Intinya pemerintah kota Surabaya, Arief menegaskan sedang memfasilitasi warga masyarakat yang ingin memiliki IPT untuk menjadikannya sebagai HGB di atas HPL khusus.

“Karena kenapa diberikan kata khusus? Karena memang diberikan harga khusus untuk rumah tinggal yang tidak luasnya tidak lebih dari 200 meter persegi,” katanya

Hal itu, menurut Arief bisa menjadi salah satu opsi jalan keluar kepada warga masyarakat yang memang membutuhkan bukti kepemilikan dan tidak ingin memiliki izin pemakaian tanah.
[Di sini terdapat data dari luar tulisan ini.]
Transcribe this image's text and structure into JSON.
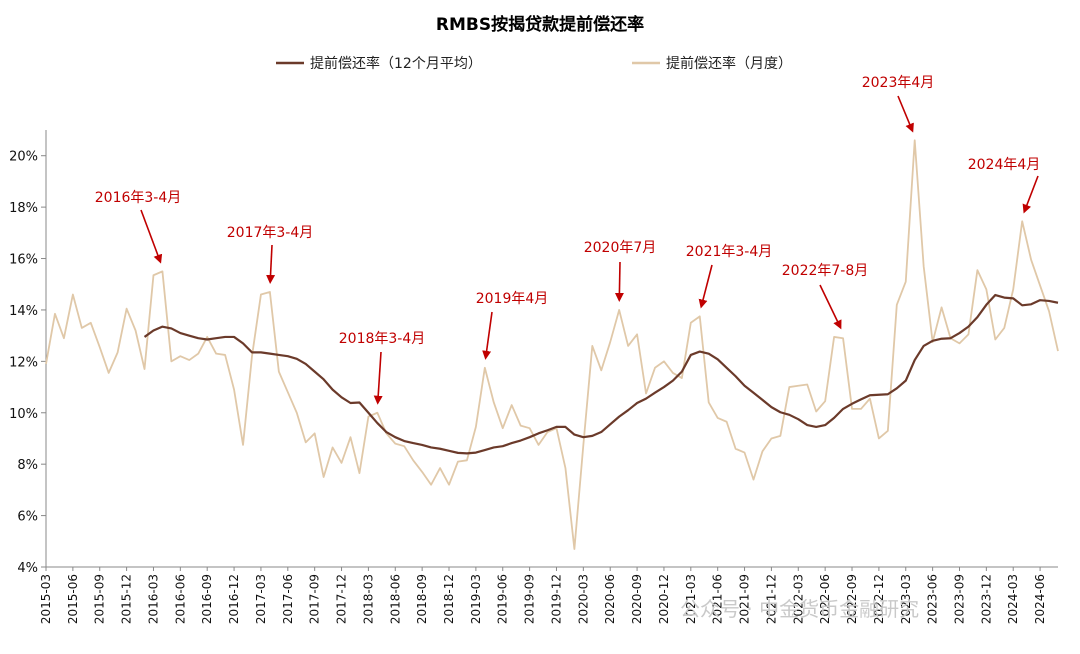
{
  "chart_data": {
    "type": "line",
    "title": "RMBS按揭贷款提前偿还率",
    "legend_position": "top-center",
    "ylim": [
      4,
      21
    ],
    "yticks": [
      "4%",
      "6%",
      "8%",
      "10%",
      "12%",
      "14%",
      "16%",
      "18%",
      "20%"
    ],
    "ytick_values": [
      4,
      6,
      8,
      10,
      12,
      14,
      16,
      18,
      20
    ],
    "x": [
      "2015-03",
      "2015-04",
      "2015-05",
      "2015-06",
      "2015-07",
      "2015-08",
      "2015-09",
      "2015-10",
      "2015-11",
      "2015-12",
      "2016-01",
      "2016-02",
      "2016-03",
      "2016-04",
      "2016-05",
      "2016-06",
      "2016-07",
      "2016-08",
      "2016-09",
      "2016-10",
      "2016-11",
      "2016-12",
      "2017-01",
      "2017-02",
      "2017-03",
      "2017-04",
      "2017-05",
      "2017-06",
      "2017-07",
      "2017-08",
      "2017-09",
      "2017-10",
      "2017-11",
      "2017-12",
      "2018-01",
      "2018-02",
      "2018-03",
      "2018-04",
      "2018-05",
      "2018-06",
      "2018-07",
      "2018-08",
      "2018-09",
      "2018-10",
      "2018-11",
      "2018-12",
      "2019-01",
      "2019-02",
      "2019-03",
      "2019-04",
      "2019-05",
      "2019-06",
      "2019-07",
      "2019-08",
      "2019-09",
      "2019-10",
      "2019-11",
      "2019-12",
      "2020-01",
      "2020-02",
      "2020-03",
      "2020-04",
      "2020-05",
      "2020-06",
      "2020-07",
      "2020-08",
      "2020-09",
      "2020-10",
      "2020-11",
      "2020-12",
      "2021-01",
      "2021-02",
      "2021-03",
      "2021-04",
      "2021-05",
      "2021-06",
      "2021-07",
      "2021-08",
      "2021-09",
      "2021-10",
      "2021-11",
      "2021-12",
      "2022-01",
      "2022-02",
      "2022-03",
      "2022-04",
      "2022-05",
      "2022-06",
      "2022-07",
      "2022-08",
      "2022-09",
      "2022-10",
      "2022-11",
      "2022-12",
      "2023-01",
      "2023-02",
      "2023-03",
      "2023-04",
      "2023-05",
      "2023-06",
      "2023-07",
      "2023-08",
      "2023-09",
      "2023-10",
      "2023-11",
      "2023-12",
      "2024-01",
      "2024-02",
      "2024-03",
      "2024-04",
      "2024-05",
      "2024-06",
      "2024-07",
      "2024-08"
    ],
    "xtick_labels": [
      "2015-03",
      "2015-06",
      "2015-09",
      "2015-12",
      "2016-03",
      "2016-06",
      "2016-09",
      "2016-12",
      "2017-03",
      "2017-06",
      "2017-09",
      "2017-12",
      "2018-03",
      "2018-06",
      "2018-09",
      "2018-12",
      "2019-03",
      "2019-06",
      "2019-09",
      "2019-12",
      "2020-03",
      "2020-06",
      "2020-09",
      "2020-12",
      "2021-03",
      "2021-06",
      "2021-09",
      "2021-12",
      "2022-03",
      "2022-06",
      "2022-09",
      "2022-12",
      "2023-03",
      "2023-06",
      "2023-09",
      "2023-12",
      "2024-03",
      "2024-06"
    ],
    "series": [
      {
        "name": "提前偿还率（12个月平均）",
        "color": "#6b3a2a",
        "values": [
          null,
          null,
          null,
          null,
          null,
          null,
          null,
          null,
          null,
          null,
          null,
          12.95,
          13.2,
          13.35,
          13.28,
          13.1,
          13.0,
          12.9,
          12.85,
          12.9,
          12.95,
          12.95,
          12.7,
          12.35,
          12.35,
          12.3,
          12.25,
          12.2,
          12.1,
          11.9,
          11.6,
          11.3,
          10.9,
          10.6,
          10.38,
          10.4,
          10.0,
          9.6,
          9.25,
          9.05,
          8.9,
          8.82,
          8.75,
          8.65,
          8.6,
          8.52,
          8.44,
          8.42,
          8.45,
          8.55,
          8.65,
          8.7,
          8.82,
          8.92,
          9.05,
          9.2,
          9.32,
          9.45,
          9.45,
          9.15,
          9.05,
          9.1,
          9.25,
          9.55,
          9.85,
          10.1,
          10.38,
          10.55,
          10.78,
          11.0,
          11.25,
          11.6,
          12.25,
          12.38,
          12.3,
          12.08,
          11.75,
          11.42,
          11.05,
          10.78,
          10.5,
          10.22,
          10.02,
          9.92,
          9.75,
          9.52,
          9.45,
          9.52,
          9.8,
          10.15,
          10.35,
          10.52,
          10.68,
          10.7,
          10.72,
          10.95,
          11.25,
          12.05,
          12.6,
          12.8,
          12.88,
          12.9,
          13.1,
          13.35,
          13.72,
          14.2,
          14.58,
          14.48,
          14.45,
          14.18,
          14.22,
          14.38,
          14.35,
          14.28
        ]
      },
      {
        "name": "提前偿还率（月度）",
        "color": "#e0c8a8",
        "values": [
          11.9,
          13.85,
          12.9,
          14.6,
          13.3,
          13.5,
          12.55,
          11.55,
          12.35,
          14.05,
          13.2,
          11.7,
          15.35,
          15.5,
          12.0,
          12.2,
          12.05,
          12.3,
          12.95,
          12.3,
          12.25,
          10.9,
          8.75,
          12.2,
          14.6,
          14.7,
          11.6,
          10.8,
          10.0,
          8.85,
          9.2,
          7.5,
          8.65,
          8.05,
          9.05,
          7.65,
          9.85,
          10.0,
          9.2,
          8.8,
          8.7,
          8.15,
          7.7,
          7.2,
          7.85,
          7.2,
          8.1,
          8.15,
          9.45,
          11.75,
          10.4,
          9.4,
          10.3,
          9.5,
          9.4,
          8.75,
          9.25,
          9.4,
          7.85,
          4.7,
          8.75,
          12.6,
          11.65,
          12.75,
          14.0,
          12.6,
          13.05,
          10.75,
          11.75,
          12.0,
          11.55,
          11.35,
          13.5,
          13.75,
          10.4,
          9.8,
          9.65,
          8.6,
          8.45,
          7.4,
          8.5,
          9.0,
          9.1,
          11.0,
          11.05,
          11.1,
          10.05,
          10.45,
          12.95,
          12.9,
          10.15,
          10.15,
          10.55,
          9.0,
          9.3,
          14.2,
          15.1,
          20.6,
          15.7,
          12.75,
          14.1,
          12.9,
          12.7,
          13.05,
          15.55,
          14.8,
          12.85,
          13.3,
          14.8,
          17.45,
          15.95,
          14.95,
          13.95,
          12.4
        ]
      }
    ],
    "annotations": [
      {
        "text": "2016年3-4月",
        "x": "2016-04",
        "y": 15.5
      },
      {
        "text": "2017年3-4月",
        "x": "2017-04",
        "y": 14.7
      },
      {
        "text": "2018年3-4月",
        "x": "2018-04",
        "y": 10.0
      },
      {
        "text": "2019年4月",
        "x": "2019-04",
        "y": 11.75
      },
      {
        "text": "2020年7月",
        "x": "2020-07",
        "y": 14.0
      },
      {
        "text": "2021年3-4月",
        "x": "2021-04",
        "y": 13.75
      },
      {
        "text": "2022年7-8月",
        "x": "2022-08",
        "y": 12.95
      },
      {
        "text": "2023年4月",
        "x": "2023-04",
        "y": 20.6
      },
      {
        "text": "2024年4月",
        "x": "2024-04",
        "y": 17.45
      }
    ],
    "annotation_color": "#c00000",
    "watermark": "公众号 · 中金货币金融研究"
  }
}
“Jika itu adalah rumah tinggal yang luasnya tidak lebih dari 200 m² bisa mengajukan HGB di atas HPL khusus,” katanya

Tidak hanya solusi HGB tersebut tetapi juga ada solusi terkait dengan pelepasan aset di mana memang dimungkinkan aset tersebut dilepaskan.

“Berdasarkan Perda nomor Perda 16 tahun 2014 tentang kelepasan tanah aset Pemerintah Kota Surabaya,” katanya

Meski demikian, Arif menuturkan ada mekanismenya karena memang tidak dimungkinkan sebagaimana disampaikan dari Kantor Pertanahan Surabaya 1

“Tidak dimungkinkan juga bagi Pemerintah Kota Surabaya ini melepaskan langsung tanpa adanya persetujuan maupun pemasukan bagi pemerintah sebagai ganti ruginya,” katanya

Sampai saat ini, Arief menyebutkan ada dua bisa mengajukan HGB di atas HPL khusus terhadap lokasi rumah yang tidak lebih dari 200 meter persegi dan juga ada dengan menggunakan pelepasan tanah.

“Ketika itu mau digunakan sebagai industri ataupun sebagai usaha bisa juga melalui HGB HPL biasa dengan mekanisme sewa yang mana mungkin akan lebih mahal karena memang didasarkan pada appraisal,” tutupnya.

Foto teks: BPN Surabaya 1 dan 2

Sementara itu, Syaifudin perwakilan BPN Surabaya 1 menyampaikan bahwa pihaknya baru masuk di BPN Surabaya 1 mulai tahun 2022 sehingga merasa terkejut

“Jadi ketika saya ke sana (BPN Surabaya 1) kaget adanya surat hijau,” ujarnya.

Selama pengetahuannya menurut ia di tempat kabupaten kota yang lain tidak ada yang dikenal dengan surat hijau.

“Jadi sepengetahuan saya mungkin terbatas sekali terkait surat hijau ini terbit atas dasar peraturan daerah,” ungkap Syaifudin.

Artinya, menurut ia bahwa itu sudah disepakati oleh pemerintahan kota maupun DPRD setempat berlanjut sampai perubahan-perubahan hingga sekarang.

Terhadap hal tersebut, Syaifudin mengaku sempat pernah membaca atau mendengar yang disampaikan oleh wali kota Eri pada periode pertama.

“Beliau sangat bingung menyelesaikan ini, seandainya saya punya kewenangan akan saya bagi tanah itu ke warga. Itu garis besar ucapan dari beliau bapak Walikota,” ungkapnya.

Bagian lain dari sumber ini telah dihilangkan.